Defines the guiding principles, values, and constraints that shape design and engineering decisions in the TNH-Scholar project.

1. Dharma-Respecting Design

  • Faithfulness before cleverness: When in doubt, preserve and accurately represent the source text rather than “improving” it.
  • Lineage awareness: Tools should make it easy to find and verify original sources and context, not hide them.
  • Transparency about AI: Any AI-generated or AI-transformed content must be clearly identifiable as such.

2. Provenance and Traceability

  • Provenance is first-class: Every non-trivial transformation (cleaning, translation, tagging, summarization) should have:
  • Source reference(s),
  • Transformation description,
  • Model/config snapshot,
  • Timestamp and unique fingerprint where practical.
  • No silent mutations: Avoid transformations that overwrite data without leaving a trace (log, provenance marker, or version history).
  • Inspectable by design: It should be possible for a motivated user to trace “where did this output come from?” at a reasonable level of detail.

3. Structured Text as Canonical

  • Text + metadata > opaque blobs:
  • Use structured representations (XML/HTML-like, JSON, TextObject models) instead of free-floating strings whenever feasible.
  • Preserve structure, then enhance it:
  • Start from accurate transcription and basic structure,
  • Then add layers: headings, sections, footnotes, semantic tags.
  • Metadata is not an afterthought:
  • Section types, page numbers, document IDs, language tags, etc. are essential; treat them as core data, not optional extras.

4. Human-in-the-Loop Automation

  • Automation serves humans, not the other way around:
  • Automated pipelines should be reviewable, interruptible, and correctable by humans.
  • Gradual autonomy:
  • Start with simple, inspectable, human-supervised loops,
  • Only move toward more autonomous agents when evaluation and guardrails are strong.
  • Explainable workflows:
  • Pipelines should be describable in plain language (“what happens to the text at each step?”).

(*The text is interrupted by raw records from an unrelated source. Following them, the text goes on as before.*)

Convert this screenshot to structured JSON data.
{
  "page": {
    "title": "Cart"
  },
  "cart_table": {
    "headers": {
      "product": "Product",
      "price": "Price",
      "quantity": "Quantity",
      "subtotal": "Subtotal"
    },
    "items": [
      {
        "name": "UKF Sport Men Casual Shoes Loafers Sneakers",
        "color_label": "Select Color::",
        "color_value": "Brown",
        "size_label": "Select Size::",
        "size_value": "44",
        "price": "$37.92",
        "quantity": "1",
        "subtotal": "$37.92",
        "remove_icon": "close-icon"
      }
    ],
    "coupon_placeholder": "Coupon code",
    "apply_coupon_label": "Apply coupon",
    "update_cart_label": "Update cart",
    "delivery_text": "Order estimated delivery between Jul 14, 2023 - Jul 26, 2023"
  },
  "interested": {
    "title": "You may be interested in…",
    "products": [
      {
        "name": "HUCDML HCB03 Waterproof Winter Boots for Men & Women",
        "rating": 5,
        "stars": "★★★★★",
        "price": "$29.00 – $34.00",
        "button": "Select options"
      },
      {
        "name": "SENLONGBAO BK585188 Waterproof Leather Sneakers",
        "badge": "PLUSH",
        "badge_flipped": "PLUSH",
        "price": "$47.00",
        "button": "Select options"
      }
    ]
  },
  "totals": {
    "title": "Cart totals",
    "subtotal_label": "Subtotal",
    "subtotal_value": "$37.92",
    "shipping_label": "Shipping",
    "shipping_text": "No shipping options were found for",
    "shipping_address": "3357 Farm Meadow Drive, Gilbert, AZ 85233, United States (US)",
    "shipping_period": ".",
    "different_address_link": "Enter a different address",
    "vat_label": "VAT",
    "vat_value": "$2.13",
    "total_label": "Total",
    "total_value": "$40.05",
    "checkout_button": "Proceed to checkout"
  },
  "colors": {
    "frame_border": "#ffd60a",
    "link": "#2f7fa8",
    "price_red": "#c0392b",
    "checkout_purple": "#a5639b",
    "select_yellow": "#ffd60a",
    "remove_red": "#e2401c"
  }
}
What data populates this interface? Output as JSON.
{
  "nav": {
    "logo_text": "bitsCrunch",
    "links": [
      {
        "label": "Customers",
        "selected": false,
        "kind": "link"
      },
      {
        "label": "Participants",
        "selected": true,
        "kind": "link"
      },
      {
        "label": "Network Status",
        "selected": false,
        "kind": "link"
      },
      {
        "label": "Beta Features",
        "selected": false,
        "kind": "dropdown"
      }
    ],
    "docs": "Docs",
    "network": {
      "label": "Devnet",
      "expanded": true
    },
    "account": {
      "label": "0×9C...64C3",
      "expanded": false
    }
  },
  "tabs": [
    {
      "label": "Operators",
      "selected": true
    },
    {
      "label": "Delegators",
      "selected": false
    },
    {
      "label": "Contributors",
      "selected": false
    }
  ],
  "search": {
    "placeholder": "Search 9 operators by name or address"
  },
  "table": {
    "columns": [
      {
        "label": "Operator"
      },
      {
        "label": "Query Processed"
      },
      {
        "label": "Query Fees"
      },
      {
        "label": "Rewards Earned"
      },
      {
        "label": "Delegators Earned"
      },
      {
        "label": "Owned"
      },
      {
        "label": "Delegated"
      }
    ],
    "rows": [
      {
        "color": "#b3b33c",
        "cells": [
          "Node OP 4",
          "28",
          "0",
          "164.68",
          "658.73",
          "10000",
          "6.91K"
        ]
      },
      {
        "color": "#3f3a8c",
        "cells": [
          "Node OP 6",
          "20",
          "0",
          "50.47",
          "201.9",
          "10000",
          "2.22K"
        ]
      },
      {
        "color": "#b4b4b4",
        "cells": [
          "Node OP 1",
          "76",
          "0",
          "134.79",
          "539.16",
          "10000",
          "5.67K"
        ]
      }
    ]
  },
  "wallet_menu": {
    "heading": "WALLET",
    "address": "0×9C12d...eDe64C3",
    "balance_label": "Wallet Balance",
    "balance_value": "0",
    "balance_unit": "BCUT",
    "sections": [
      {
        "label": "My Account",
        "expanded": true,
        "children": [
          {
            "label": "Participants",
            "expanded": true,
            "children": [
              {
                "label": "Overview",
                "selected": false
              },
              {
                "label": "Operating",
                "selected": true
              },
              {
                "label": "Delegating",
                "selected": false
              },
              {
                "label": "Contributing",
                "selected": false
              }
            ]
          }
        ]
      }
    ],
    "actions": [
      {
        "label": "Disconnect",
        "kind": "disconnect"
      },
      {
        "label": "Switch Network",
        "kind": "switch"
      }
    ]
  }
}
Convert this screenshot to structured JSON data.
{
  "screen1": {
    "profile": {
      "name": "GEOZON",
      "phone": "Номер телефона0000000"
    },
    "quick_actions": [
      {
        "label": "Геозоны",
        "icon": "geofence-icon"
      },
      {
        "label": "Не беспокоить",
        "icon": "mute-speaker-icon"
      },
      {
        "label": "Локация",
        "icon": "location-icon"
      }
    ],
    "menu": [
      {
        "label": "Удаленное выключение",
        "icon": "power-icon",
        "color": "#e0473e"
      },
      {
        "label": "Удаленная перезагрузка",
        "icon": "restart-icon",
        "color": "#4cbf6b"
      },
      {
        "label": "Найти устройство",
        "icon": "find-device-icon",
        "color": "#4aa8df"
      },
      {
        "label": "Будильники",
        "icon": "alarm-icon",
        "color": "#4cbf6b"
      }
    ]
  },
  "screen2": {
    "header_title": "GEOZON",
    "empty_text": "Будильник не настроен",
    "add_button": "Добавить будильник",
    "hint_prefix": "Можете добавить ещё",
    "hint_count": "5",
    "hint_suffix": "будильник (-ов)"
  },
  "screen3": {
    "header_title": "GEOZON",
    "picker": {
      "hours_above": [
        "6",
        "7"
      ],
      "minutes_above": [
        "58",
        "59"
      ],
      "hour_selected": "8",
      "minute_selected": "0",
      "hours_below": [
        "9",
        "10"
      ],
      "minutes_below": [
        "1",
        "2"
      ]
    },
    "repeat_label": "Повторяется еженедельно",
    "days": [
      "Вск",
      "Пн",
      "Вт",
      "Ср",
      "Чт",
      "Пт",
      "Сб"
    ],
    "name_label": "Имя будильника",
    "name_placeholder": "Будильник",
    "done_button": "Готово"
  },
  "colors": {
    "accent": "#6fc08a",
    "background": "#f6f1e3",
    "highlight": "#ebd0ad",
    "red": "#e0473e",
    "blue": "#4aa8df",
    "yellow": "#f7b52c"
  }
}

5. Simplicity, Composability, and Testability

  • Walking skeletons first:
  • Prefer minimal, end-to-end vertical slices over large, half-finished subsystems.
  • Small, composable tools:
  • Favor small utilities that can be combined in flexible ways (CLIs, services, pattern-based prompts) over monolithic pipelines.
  • Type safety and explicit interfaces:
  • Use strong typing and clearly defined models to reduce ambiguity.
  • Documented seams:
  • Integration points (e.g., GenAIService CLI, PromptCatalog APIs, data processing interfaces) should be documented and tested.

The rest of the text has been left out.